Ahmad Khoirul Umam Direktur Eksekutif Institute for Democracy and Strategic Affairs (Indostrategic) mengatakan, sepuluh hari jelang pendaftaran Capres-Cawapres di KPU, kubu Prabowo dan Ganjar masih belum ada tanda-tanda mendeklarasikan pasangan bacawapresnya.
Menurut Umam, besar kemungkinan, Ganjar masih menanti keputusan nama bacawapres Prabowo.

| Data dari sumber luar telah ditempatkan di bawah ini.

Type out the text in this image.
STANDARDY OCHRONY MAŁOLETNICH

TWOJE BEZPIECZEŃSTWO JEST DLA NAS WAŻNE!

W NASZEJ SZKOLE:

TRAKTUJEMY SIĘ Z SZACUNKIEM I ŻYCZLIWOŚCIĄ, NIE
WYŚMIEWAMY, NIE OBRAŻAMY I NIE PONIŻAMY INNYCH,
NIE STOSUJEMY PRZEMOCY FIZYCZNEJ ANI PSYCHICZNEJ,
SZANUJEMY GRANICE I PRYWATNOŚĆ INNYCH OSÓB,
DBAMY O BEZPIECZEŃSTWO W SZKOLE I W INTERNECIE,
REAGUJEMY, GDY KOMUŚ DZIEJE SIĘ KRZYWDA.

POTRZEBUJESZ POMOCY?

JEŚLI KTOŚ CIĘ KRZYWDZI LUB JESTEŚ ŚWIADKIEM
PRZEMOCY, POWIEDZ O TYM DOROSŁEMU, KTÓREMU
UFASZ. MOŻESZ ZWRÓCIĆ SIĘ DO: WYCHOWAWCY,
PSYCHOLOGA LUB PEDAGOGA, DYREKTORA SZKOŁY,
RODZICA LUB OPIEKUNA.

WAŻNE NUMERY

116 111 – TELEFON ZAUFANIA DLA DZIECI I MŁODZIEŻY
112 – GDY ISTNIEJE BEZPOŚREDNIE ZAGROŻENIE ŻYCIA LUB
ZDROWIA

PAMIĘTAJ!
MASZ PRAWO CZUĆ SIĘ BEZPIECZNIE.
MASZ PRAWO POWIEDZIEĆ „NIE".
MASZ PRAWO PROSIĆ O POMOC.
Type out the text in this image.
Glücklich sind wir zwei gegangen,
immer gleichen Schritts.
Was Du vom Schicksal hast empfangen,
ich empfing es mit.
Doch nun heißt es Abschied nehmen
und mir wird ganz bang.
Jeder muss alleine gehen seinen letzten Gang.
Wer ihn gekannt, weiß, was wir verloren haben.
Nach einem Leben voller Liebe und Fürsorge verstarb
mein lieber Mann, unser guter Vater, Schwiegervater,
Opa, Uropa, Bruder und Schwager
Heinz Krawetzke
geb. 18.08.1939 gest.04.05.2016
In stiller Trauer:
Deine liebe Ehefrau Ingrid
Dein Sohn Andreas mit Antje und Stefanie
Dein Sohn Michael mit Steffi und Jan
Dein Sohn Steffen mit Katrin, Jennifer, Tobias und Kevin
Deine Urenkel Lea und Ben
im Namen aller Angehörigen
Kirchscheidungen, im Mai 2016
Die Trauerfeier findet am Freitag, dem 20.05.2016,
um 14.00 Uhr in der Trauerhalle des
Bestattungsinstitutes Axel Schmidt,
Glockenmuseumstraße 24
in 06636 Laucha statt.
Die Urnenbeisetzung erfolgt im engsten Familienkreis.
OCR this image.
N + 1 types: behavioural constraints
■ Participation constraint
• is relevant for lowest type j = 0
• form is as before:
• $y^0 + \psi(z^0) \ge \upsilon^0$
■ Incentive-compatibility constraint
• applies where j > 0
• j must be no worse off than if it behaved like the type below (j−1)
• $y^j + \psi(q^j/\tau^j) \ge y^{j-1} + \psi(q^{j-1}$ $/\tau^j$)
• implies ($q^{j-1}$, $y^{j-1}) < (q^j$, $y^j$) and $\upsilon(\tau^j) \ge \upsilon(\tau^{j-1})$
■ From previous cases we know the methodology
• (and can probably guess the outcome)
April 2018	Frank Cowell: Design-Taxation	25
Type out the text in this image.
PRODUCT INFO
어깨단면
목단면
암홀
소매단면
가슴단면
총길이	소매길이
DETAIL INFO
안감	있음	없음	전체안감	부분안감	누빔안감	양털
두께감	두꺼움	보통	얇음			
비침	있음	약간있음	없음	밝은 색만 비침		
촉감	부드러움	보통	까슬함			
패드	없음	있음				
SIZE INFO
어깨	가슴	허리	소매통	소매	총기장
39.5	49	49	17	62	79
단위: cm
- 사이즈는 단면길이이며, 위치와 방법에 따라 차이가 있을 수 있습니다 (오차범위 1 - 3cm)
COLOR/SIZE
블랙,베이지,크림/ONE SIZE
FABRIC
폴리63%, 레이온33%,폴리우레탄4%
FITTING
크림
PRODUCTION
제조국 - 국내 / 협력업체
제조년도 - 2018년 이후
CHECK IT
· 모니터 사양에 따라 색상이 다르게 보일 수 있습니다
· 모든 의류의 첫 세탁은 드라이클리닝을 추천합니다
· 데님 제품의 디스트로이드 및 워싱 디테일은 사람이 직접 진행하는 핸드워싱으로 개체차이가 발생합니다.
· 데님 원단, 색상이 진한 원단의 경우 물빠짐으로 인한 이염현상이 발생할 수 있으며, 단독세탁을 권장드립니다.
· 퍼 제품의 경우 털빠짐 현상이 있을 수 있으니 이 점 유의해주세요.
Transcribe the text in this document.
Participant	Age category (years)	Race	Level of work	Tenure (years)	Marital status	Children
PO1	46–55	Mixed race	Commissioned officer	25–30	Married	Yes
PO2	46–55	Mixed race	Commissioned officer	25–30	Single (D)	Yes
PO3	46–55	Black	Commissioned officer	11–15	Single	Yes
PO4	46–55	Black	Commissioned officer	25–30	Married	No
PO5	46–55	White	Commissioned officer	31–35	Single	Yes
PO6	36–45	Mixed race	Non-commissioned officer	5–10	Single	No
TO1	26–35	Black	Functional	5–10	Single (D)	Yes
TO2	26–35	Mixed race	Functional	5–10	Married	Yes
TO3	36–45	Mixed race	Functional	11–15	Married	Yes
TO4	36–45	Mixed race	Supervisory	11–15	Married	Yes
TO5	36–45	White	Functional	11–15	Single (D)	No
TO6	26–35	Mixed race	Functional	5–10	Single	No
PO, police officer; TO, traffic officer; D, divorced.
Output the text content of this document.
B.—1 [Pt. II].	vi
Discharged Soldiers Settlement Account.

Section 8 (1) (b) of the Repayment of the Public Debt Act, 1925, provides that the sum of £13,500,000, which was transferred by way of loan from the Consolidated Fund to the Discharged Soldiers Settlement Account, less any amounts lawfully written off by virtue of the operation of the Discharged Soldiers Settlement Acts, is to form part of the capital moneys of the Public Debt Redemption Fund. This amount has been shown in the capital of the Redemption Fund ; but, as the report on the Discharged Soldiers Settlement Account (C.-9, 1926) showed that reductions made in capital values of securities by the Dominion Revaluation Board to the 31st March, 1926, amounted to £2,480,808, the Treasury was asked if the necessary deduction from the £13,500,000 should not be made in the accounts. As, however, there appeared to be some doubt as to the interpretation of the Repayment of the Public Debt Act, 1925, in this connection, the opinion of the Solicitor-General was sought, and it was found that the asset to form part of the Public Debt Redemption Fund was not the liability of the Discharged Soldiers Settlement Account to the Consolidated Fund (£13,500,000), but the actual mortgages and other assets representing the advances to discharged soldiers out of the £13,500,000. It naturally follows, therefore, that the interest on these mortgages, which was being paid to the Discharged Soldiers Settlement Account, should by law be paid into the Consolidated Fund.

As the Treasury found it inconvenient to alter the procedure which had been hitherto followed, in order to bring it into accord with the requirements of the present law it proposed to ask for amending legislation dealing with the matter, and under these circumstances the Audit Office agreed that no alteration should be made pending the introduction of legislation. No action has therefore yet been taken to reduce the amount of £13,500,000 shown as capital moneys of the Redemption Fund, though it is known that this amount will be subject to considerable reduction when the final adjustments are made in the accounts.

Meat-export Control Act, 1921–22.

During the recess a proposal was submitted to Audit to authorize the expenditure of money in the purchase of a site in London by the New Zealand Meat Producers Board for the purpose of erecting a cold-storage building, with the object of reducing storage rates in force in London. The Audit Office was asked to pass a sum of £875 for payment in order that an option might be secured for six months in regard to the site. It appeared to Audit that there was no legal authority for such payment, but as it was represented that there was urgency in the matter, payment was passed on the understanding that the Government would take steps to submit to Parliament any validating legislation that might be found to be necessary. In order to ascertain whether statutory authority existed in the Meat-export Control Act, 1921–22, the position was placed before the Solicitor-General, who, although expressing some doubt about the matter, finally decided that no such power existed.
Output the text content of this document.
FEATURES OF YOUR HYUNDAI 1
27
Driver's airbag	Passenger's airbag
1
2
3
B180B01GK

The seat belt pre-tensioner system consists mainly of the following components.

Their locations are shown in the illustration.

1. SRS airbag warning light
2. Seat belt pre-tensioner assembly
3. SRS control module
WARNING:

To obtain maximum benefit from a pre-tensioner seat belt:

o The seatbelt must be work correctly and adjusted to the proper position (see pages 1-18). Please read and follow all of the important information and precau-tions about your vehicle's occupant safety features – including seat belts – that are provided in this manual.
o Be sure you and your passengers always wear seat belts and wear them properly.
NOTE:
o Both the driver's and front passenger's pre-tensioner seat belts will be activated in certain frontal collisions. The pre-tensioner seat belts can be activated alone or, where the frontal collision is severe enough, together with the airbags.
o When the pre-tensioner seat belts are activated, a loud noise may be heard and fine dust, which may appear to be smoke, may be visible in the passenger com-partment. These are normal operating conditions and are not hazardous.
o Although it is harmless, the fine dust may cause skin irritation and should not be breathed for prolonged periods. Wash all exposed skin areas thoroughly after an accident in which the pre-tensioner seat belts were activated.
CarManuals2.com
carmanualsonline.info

Sedangkan Prabowo sendiri benar-benar masih menunggu keputusan Mahkamah Konstitusi (MK) terkait batasan umur Cawapres 35 tahun.
“Jika putusan MK mengabulkan gugatan Judicial Review (JR) atas batas umur Cawapres itu, maka hampir pasti Gibran akan menjadi Cawapres Prabowo,” ujar Umam dalam keterangannya pada suarasurabaya.net, Selasa (10/10/2023).
Kata Umam, sisi positif dari pencawapresan Gibran, hadirnya Putra Sulung Jokowi itu memang dianggap bisa menjadi “titik temu” dari proses negosiasi yang alot di internal Koalisi Indonesia Maju, utamanya di tengah tarik-menarik antara Golkar dengan PAN yang menginginkan Erick Tohir.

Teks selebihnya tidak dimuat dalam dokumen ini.